Dit wordt in het elektrische domein verwerkt en
uiteindelijk wordt er een output signaal richting de
load gegenereerd. Informatie stroomt dus altijd
vanuit een source richting een load. Afhankelijk
van je sensor en actuator is het belangrijk om de
juiste elektronische keuzes te maken, omdat het
anders tot fouten leidt.
SHANNONS EQUATION – PERFORMANCE PARAMTERS
Voor het juiste ontwerp van een elektronische
schakeling, moet je drie dingen specificeren.
Samen bepalen deze de maximum capaciteit
van het signaal (hoeveel informatie kan je
signaal dragen?).
- Distorsion (S=maximum signaal level: bepaald door je vermogen van de
amplifier): vervorming van het signaal.
o Clipping: signaal wordt bij een bepaalde waarde afgekapt
o Cross over distorsion: er treedt vervorming op bij de wisseling van
het positieve naar negatieve signaal, door wisseling van de
aandrijving van de load.
- Noise (N): je ziet alleen signalen groter dan de noise.
- Bandbreedte (B): zorgt ervoor dat hoge frequenties verloren gaan, want het
systeem heeft een maximum snelheid waarmee het kan reageren. (bandbreedte is verschil
tussen de hoogste en de laagste frequentie die wordt doorgelaten).
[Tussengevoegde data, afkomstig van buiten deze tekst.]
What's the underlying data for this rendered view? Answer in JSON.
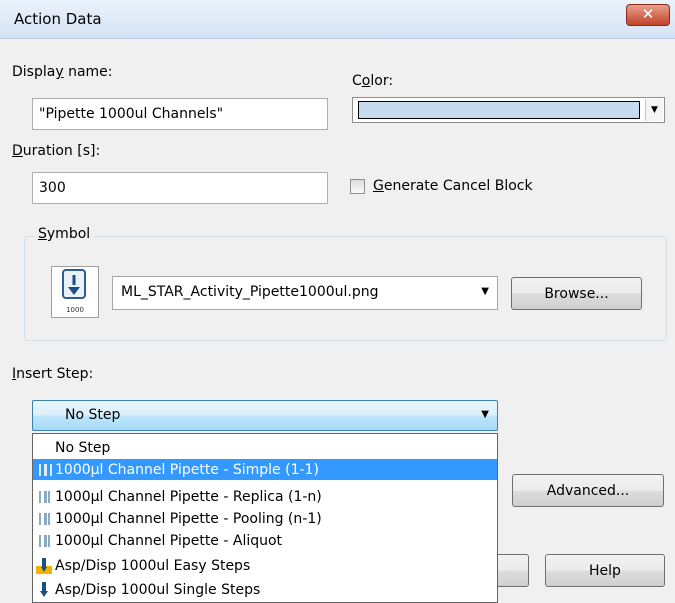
{
  "window": {
    "title": "Action Data",
    "close_symbol": "✕"
  },
  "display_name": {
    "label": "Display name:",
    "access_key": "y",
    "value": "\"Pipette 1000ul Channels\""
  },
  "color": {
    "label": "Color:",
    "access_key": "o",
    "value_hex": "#c6daf0"
  },
  "duration": {
    "label": "Duration [s]:",
    "access_key": "D",
    "value": "300"
  },
  "generate_cancel_block": {
    "label": "Generate Cancel Block",
    "access_key": "G",
    "checked": false
  },
  "symbol": {
    "group_label": "Symbol",
    "icon_caption": "1000",
    "icon": "pipette-1000-icon",
    "file": "ML_STAR_Activity_Pipette1000ul.png",
    "browse_label": "Browse..."
  },
  "insert_step": {
    "label": "Insert Step:",
    "access_key": "I",
    "selected": "No Step",
    "options": [
      {
        "label": "No Step",
        "icon": ""
      },
      {
        "label": "1000µl Channel Pipette - Simple (1-1)",
        "icon": "channel-pipette-icon",
        "highlighted": true
      },
      {
        "label": "1000µl Channel Pipette - Replica (1-n)",
        "icon": "channel-pipette-icon"
      },
      {
        "label": "1000µl Channel Pipette - Pooling (n-1)",
        "icon": "channel-pipette-icon"
      },
      {
        "label": "1000µl Channel Pipette - Aliquot",
        "icon": "channel-pipette-icon"
      },
      {
        "label": "Asp/Disp 1000ul Easy Steps",
        "icon": "easy-step-icon"
      },
      {
        "label": "Asp/Disp 1000ul Single Steps",
        "icon": "single-step-icon"
      }
    ]
  },
  "buttons": {
    "advanced": "Advanced...",
    "help": "Help"
  },
  "colors": {
    "highlight": "#3399ff",
    "dialog_bg": "#f0f0f0",
    "close_red": "#c2432b"
  }
}
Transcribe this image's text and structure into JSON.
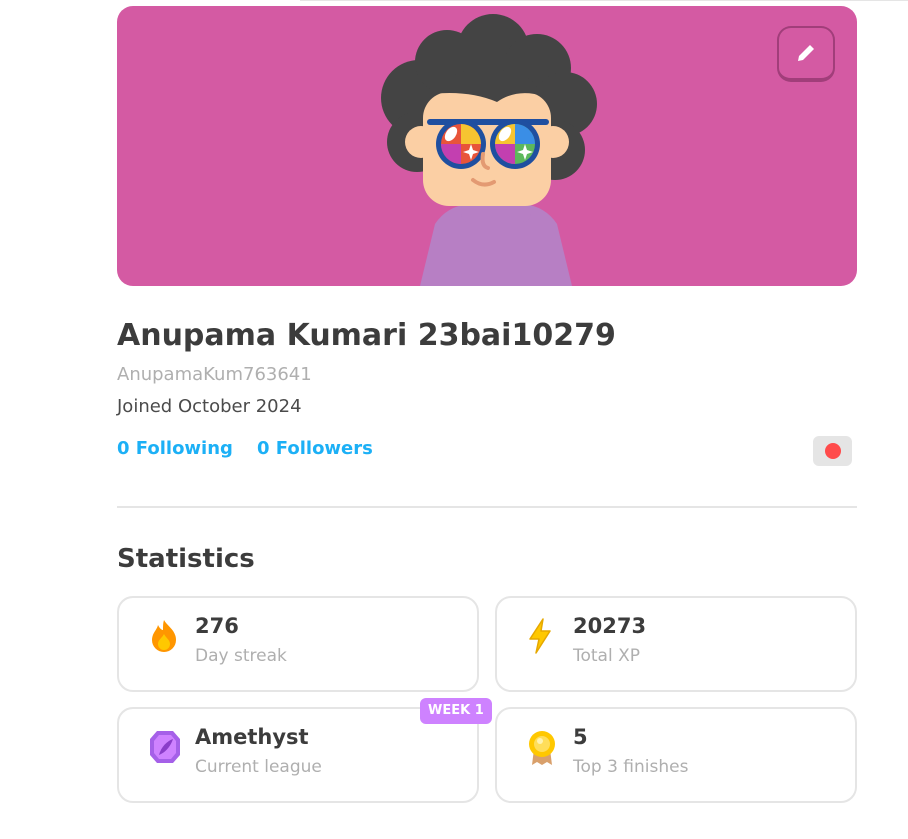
{
  "banner": {
    "background_color": "#d45aa3",
    "edit_icon": "pencil-icon"
  },
  "profile": {
    "display_name": "Anupama Kumari 23bai10279",
    "username": "AnupamaKum763641",
    "joined": "Joined October 2024",
    "following": "0 Following",
    "followers": "0 Followers",
    "flag_color": "#ff4b4b"
  },
  "statistics": {
    "title": "Statistics",
    "cards": [
      {
        "icon": "fire-icon",
        "value": "276",
        "label": "Day streak"
      },
      {
        "icon": "lightning-icon",
        "value": "20273",
        "label": "Total XP"
      },
      {
        "icon": "amethyst-league-icon",
        "value": "Amethyst",
        "label": "Current league",
        "badge": "WEEK 1"
      },
      {
        "icon": "medal-icon",
        "value": "5",
        "label": "Top 3 finishes"
      }
    ]
  },
  "colors": {
    "accent_blue": "#1cb0f6",
    "text_dark": "#3c3c3c",
    "text_muted": "#afafaf",
    "league_purple": "#ce82ff"
  }
}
Voorbeelden van distorsion
S ENSOREN
Zetten een fysische grootheid om in een
elektrisch signaal. De performance van
een sensor wordt bepaald door
verschillende factoren:
- Error: verschil tussen de gemeten
waarde en de echte waarde.
- Precision: hoe dicht liggen herhaalde metingen bij elkaar? Zegt dus iets over hoeveel random
errors er optreden.
- Accuracy: hoe dicht ligt de gemeten waarde bij de daadwerkelijke waarde?
- Range: maximale en minimale waarde die de sensor kan meten
- Resolutie: kleinste verandering in fysische grootheid die de sensor nog waar kan nemen (ook
wel: discrimination). Meestal uitgedrukt in percentage van de range.
- Sensitiviteit: hoeveel verandert de output als de input verandert?
- Linearity: de output van de sensor heeft een lineaire relatie met de te meten grootheid.
,Performance van de sensor is een minimale voorwaarde voor de performance van het elektronische
systeem.
Types sensoren
- Passive sensor: vermogen dat beschikbaar is bij de output, is afkomstig van het geobserveerde
object.
o Bv photovoltaic effect: licht op een semiconductor produceert lading. De lading is lineair
gerelateerd aan de stroom, dus de licht intensiteit heeft een lineaire relatie met de
output. Voor het voltage geldt de lineaire relatie niet.
- Active sensor : hebben een impedantie die verandert door de eigenschappen van het
geobserveerde object. Er is een externe power source nodig om ervoor te zorgen dat de sensor
een output kan geven. Het verschil in impedantie leidt tot een verschil in het output voltage. De
output is dus gerelateerd aan de weerstand, maar de output is niet lineair gerelateerd aan de
verandering in weerstand.
Sensor interfacing: het proces waarbij de output gerelateerd wordt aan de bijbehorende input, in het
geval dat de output niet lineair samenhangt met de input.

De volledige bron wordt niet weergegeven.